IRAN tidak ingin meninggalkan pembicaraan yang bertujuan menghidupkan kembali kesepakatan nuklir dengan negara-negara besar. Ini disampaikan setelah kekuatan Barat menyatakan frustrasi atas lambatnya langkah Iran.

"Kami tidak berusaha untuk keluar dari meja perundingan," kata Menteri Luar Negeri Hossein Amir-Abdollahian kepada kantor berita resmi IRNA, Jumat (24/9). "Kami pasti akan mengejar negosiasi yang melayani hak dan kepentingan bangsa kami."

Seorang pejabat senior AS minggu ini menjelaskan frustrasi Washington dengan Teheran atas tidak ada indikasi positif bahwa pihaknya siap untuk kembali ke pembicaraan untuk menutup masalah yang tersisa.

Pemerintah Eropa mengatakan mereka tidak mendengar apa pun yang konkret dari Amir-Abdollahian selama pertemuan mereka di sela-sela Sidang Umum PBB.

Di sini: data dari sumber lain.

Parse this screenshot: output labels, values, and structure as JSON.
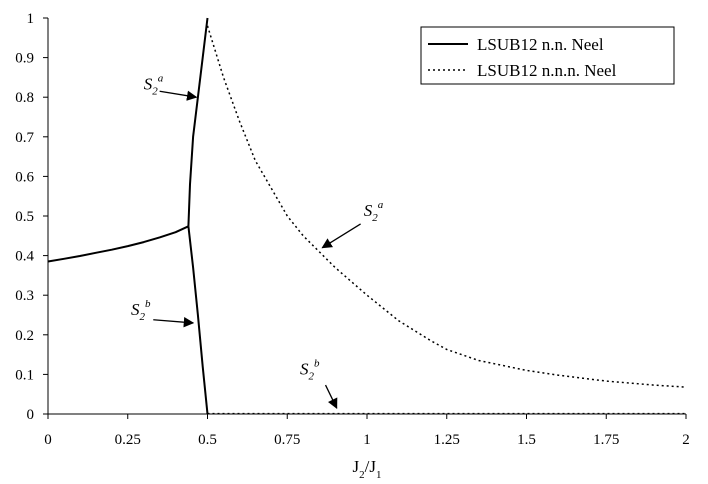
{
  "chart_data": {
    "type": "line",
    "title": "",
    "xlabel": "J2/J1",
    "xlabel_parts": [
      {
        "text": "J",
        "sub": false
      },
      {
        "text": "2",
        "sub": true
      },
      {
        "text": "/J",
        "sub": false
      },
      {
        "text": "1",
        "sub": true
      }
    ],
    "ylabel": "",
    "xlim": [
      0,
      2
    ],
    "ylim": [
      0,
      1
    ],
    "x_ticks": [
      "0",
      "0.25",
      "0.5",
      "0.75",
      "1",
      "1.25",
      "1.5",
      "1.75",
      "2"
    ],
    "y_ticks": [
      "0",
      "0.1",
      "0.2",
      "0.3",
      "0.4",
      "0.5",
      "0.6",
      "0.7",
      "0.8",
      "0.9",
      "1"
    ],
    "grid": false,
    "legend": "top-right",
    "series": [
      {
        "name": "LSUB12 n.n. Neel",
        "style": "solid",
        "color": "#000000",
        "segments": [
          [
            [
              0.0,
              0.385
            ],
            [
              0.05,
              0.392
            ],
            [
              0.1,
              0.399
            ],
            [
              0.15,
              0.407
            ],
            [
              0.2,
              0.415
            ],
            [
              0.25,
              0.424
            ],
            [
              0.3,
              0.434
            ],
            [
              0.35,
              0.446
            ],
            [
              0.4,
              0.459
            ],
            [
              0.44,
              0.474
            ]
          ],
          [
            [
              0.44,
              0.474
            ],
            [
              0.445,
              0.58
            ],
            [
              0.455,
              0.7
            ],
            [
              0.47,
              0.8
            ],
            [
              0.485,
              0.9
            ],
            [
              0.5,
              1.0
            ]
          ],
          [
            [
              0.44,
              0.474
            ],
            [
              0.455,
              0.37
            ],
            [
              0.47,
              0.25
            ],
            [
              0.485,
              0.12
            ],
            [
              0.5,
              0.0
            ]
          ]
        ]
      },
      {
        "name": "LSUB12 n.n.n. Neel",
        "style": "dotted",
        "color": "#000000",
        "segments": [
          [
            [
              0.5,
              0.98
            ],
            [
              0.55,
              0.85
            ],
            [
              0.6,
              0.74
            ],
            [
              0.65,
              0.64
            ],
            [
              0.7,
              0.57
            ],
            [
              0.75,
              0.5
            ],
            [
              0.8,
              0.45
            ],
            [
              0.85,
              0.41
            ],
            [
              0.9,
              0.37
            ],
            [
              1.0,
              0.3
            ],
            [
              1.1,
              0.235
            ],
            [
              1.2,
              0.185
            ],
            [
              1.25,
              0.163
            ],
            [
              1.35,
              0.135
            ],
            [
              1.5,
              0.11
            ],
            [
              1.6,
              0.098
            ],
            [
              1.75,
              0.083
            ],
            [
              1.9,
              0.073
            ],
            [
              2.0,
              0.068
            ]
          ],
          [
            [
              0.5,
              0.001
            ],
            [
              1.0,
              0.001
            ],
            [
              1.5,
              0.001
            ],
            [
              2.0,
              0.001
            ]
          ]
        ]
      }
    ],
    "annotations": [
      {
        "id": "s2a-left",
        "main": "S",
        "sub": "2",
        "sup": "a",
        "text_at": [
          0.3,
          0.82
        ],
        "arrow_from": [
          0.35,
          0.815
        ],
        "arrow_to": [
          0.465,
          0.8
        ]
      },
      {
        "id": "s2b-left",
        "main": "S",
        "sub": "2",
        "sup": "b",
        "text_at": [
          0.26,
          0.25
        ],
        "arrow_from": [
          0.33,
          0.238
        ],
        "arrow_to": [
          0.455,
          0.23
        ]
      },
      {
        "id": "s2a-right",
        "main": "S",
        "sub": "2",
        "sup": "a",
        "text_at": [
          0.99,
          0.5
        ],
        "arrow_from": [
          0.98,
          0.48
        ],
        "arrow_to": [
          0.86,
          0.42
        ]
      },
      {
        "id": "s2b-right",
        "main": "S",
        "sub": "2",
        "sup": "b",
        "text_at": [
          0.79,
          0.1
        ],
        "arrow_from": [
          0.87,
          0.073
        ],
        "arrow_to": [
          0.905,
          0.015
        ]
      }
    ]
  }
}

Berbicara kepada IRNA dari New York, Menlu Iran mengatakan, "Kami sedang mencari jalan untuk kembali ke negosiasi dan insyaallah kami akan kembali ke meja perundingan pada kesempatan pertama."

Disimpulkan pada 2015, kesepakatan nuklir menawarkan bantuan kepada Teheran dari jeratan sanksi Barat dan PBB. Ini sebagai imbalan atas komitmen Teheran untuk tidak pernah memperoleh senjata nuklir dan untuk secara drastis mengurangi kegiatan nuklirnya di bawah kendali ketat PBB.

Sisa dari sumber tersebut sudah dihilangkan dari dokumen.